An Israeli committee convened Wednesday to approve 2,800 new settler homes in the West Bank, a day after the Biden administration issued its strongest condemnation yet of Israeli settlement construction.
The Defense Ministry’s higher planning council, which authorizes West Bank construction, met to authorize the housing units, with more than half of them getting final approval before building starts. The start of the meeting was confirmed by the Israeli defense body COGAT.
Approval of the new construction is bound to raise friction with the United States and Europe, anger the Palestinians and test Israel’s fragile governing coalition, made up of ultra-nationalists, centrists and dovish parties that oppose settlements.
On Tuesday, the U.S. State Department said that it was “deeply concerned” about Israel’s plans to advance new settlement homes, including many deep inside the West Bank.
“We strongly oppose the expansion of settlements, which is completely inconsistent with efforts to lower tensions and to ensure calm and damages the prospects for a two-state solution,” State Department spokesman Ned Price told reporters in Washington.
The Palestinians seek the West Bank, along with the Gaza Strip and east Jerusalem — areas Israel captured in the 1967 Mideast war — for their future state. The Palestinians view the settlements, which house some 700,000 Israelis, as the main obstacle to peace, and most of the international community considers them illegal.

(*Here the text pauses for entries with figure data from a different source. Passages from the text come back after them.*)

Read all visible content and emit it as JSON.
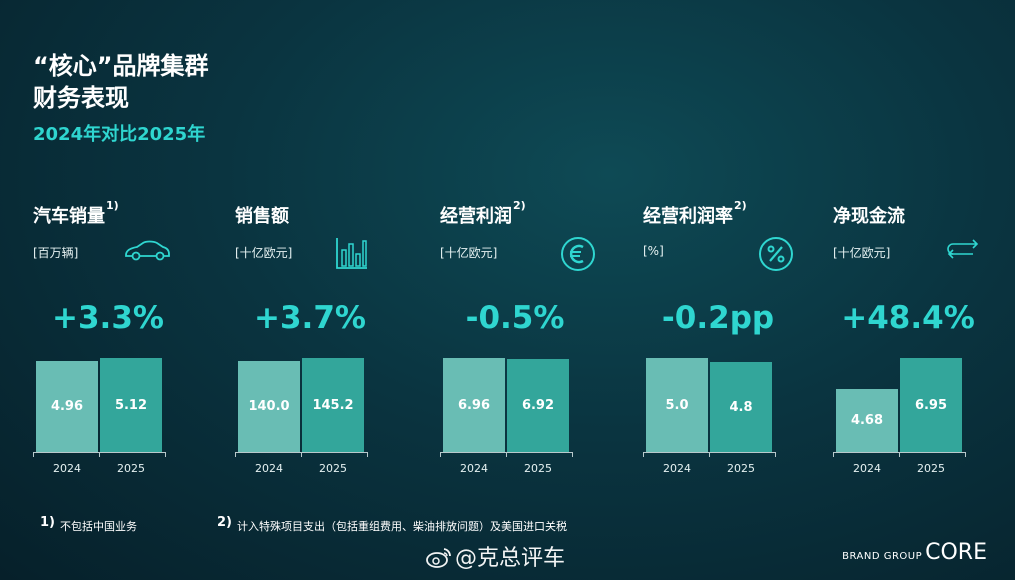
{
  "title_line1": "“核心”品牌集群",
  "title_line2": "财务表现",
  "subtitle": "2024年对比2025年",
  "colors": {
    "accent": "#2fd6d0",
    "bar_2024": "#69bdb4",
    "bar_2025": "#33a69b"
  },
  "chart_data": [
    {
      "type": "bar",
      "title": "汽车销量",
      "footnote_ref": "1)",
      "unit": "[百万辆]",
      "icon": "car-icon",
      "change": "+3.3%",
      "categories": [
        "2024",
        "2025"
      ],
      "values": [
        4.96,
        5.12
      ],
      "labels": [
        "4.96",
        "5.12"
      ]
    },
    {
      "type": "bar",
      "title": "销售额",
      "footnote_ref": "",
      "unit": "[十亿欧元]",
      "icon": "bar-chart-icon",
      "change": "+3.7%",
      "categories": [
        "2024",
        "2025"
      ],
      "values": [
        140.0,
        145.2
      ],
      "labels": [
        "140.0",
        "145.2"
      ]
    },
    {
      "type": "bar",
      "title": "经营利润",
      "footnote_ref": "2)",
      "unit": "[十亿欧元]",
      "icon": "euro-icon",
      "change": "-0.5%",
      "categories": [
        "2024",
        "2025"
      ],
      "values": [
        6.96,
        6.92
      ],
      "labels": [
        "6.96",
        "6.92"
      ]
    },
    {
      "type": "bar",
      "title": "经营利润率",
      "footnote_ref": "2)",
      "unit": "[%]",
      "icon": "percent-icon",
      "change": "-0.2pp",
      "categories": [
        "2024",
        "2025"
      ],
      "values": [
        5.0,
        4.8
      ],
      "labels": [
        "5.0",
        "4.8"
      ]
    },
    {
      "type": "bar",
      "title": "净现金流",
      "footnote_ref": "",
      "unit": "[十亿欧元]",
      "icon": "exchange-arrows-icon",
      "change": "+48.4%",
      "categories": [
        "2024",
        "2025"
      ],
      "values": [
        4.68,
        6.95
      ],
      "labels": [
        "4.68",
        "6.95"
      ]
    }
  ],
  "footnotes": [
    {
      "num": "1)",
      "text": "不包括中国业务"
    },
    {
      "num": "2)",
      "text": "计入特殊项目支出（包括重组费用、柴油排放问题）及美国进口关税"
    }
  ],
  "watermark": "@克总评车",
  "brand": {
    "small": "BRAND GROUP",
    "big": "CORE"
  }
}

Israel views the West Bank, home to more than 2.5 million Palestinians, as the biblical and historical heartland of the Jewish people.
The committee was also supposed to approve 1,600 housing units for Palestinians who live in areas of the West Bank that are under full Israeli control, outside the enclaves administered by a Palestinian autonomy government. Palestinians and rights groups say those homes are a small fraction of demand.
On Sunday, Israel announced construction tenders for 1,355 housing units in the West Bank, the first move of its kind since President Joe Biden assumed office pledging to take a harder line on the settlements. It also appeared to run contrary to the new Israeli coalition government’s own vows to reduce tensions with the Palestinians.
The move drew condemnation from the Palestinians, dovish members of Prime Minister Naftali Bennett’s diverse governing coalition, the EU and the U.S.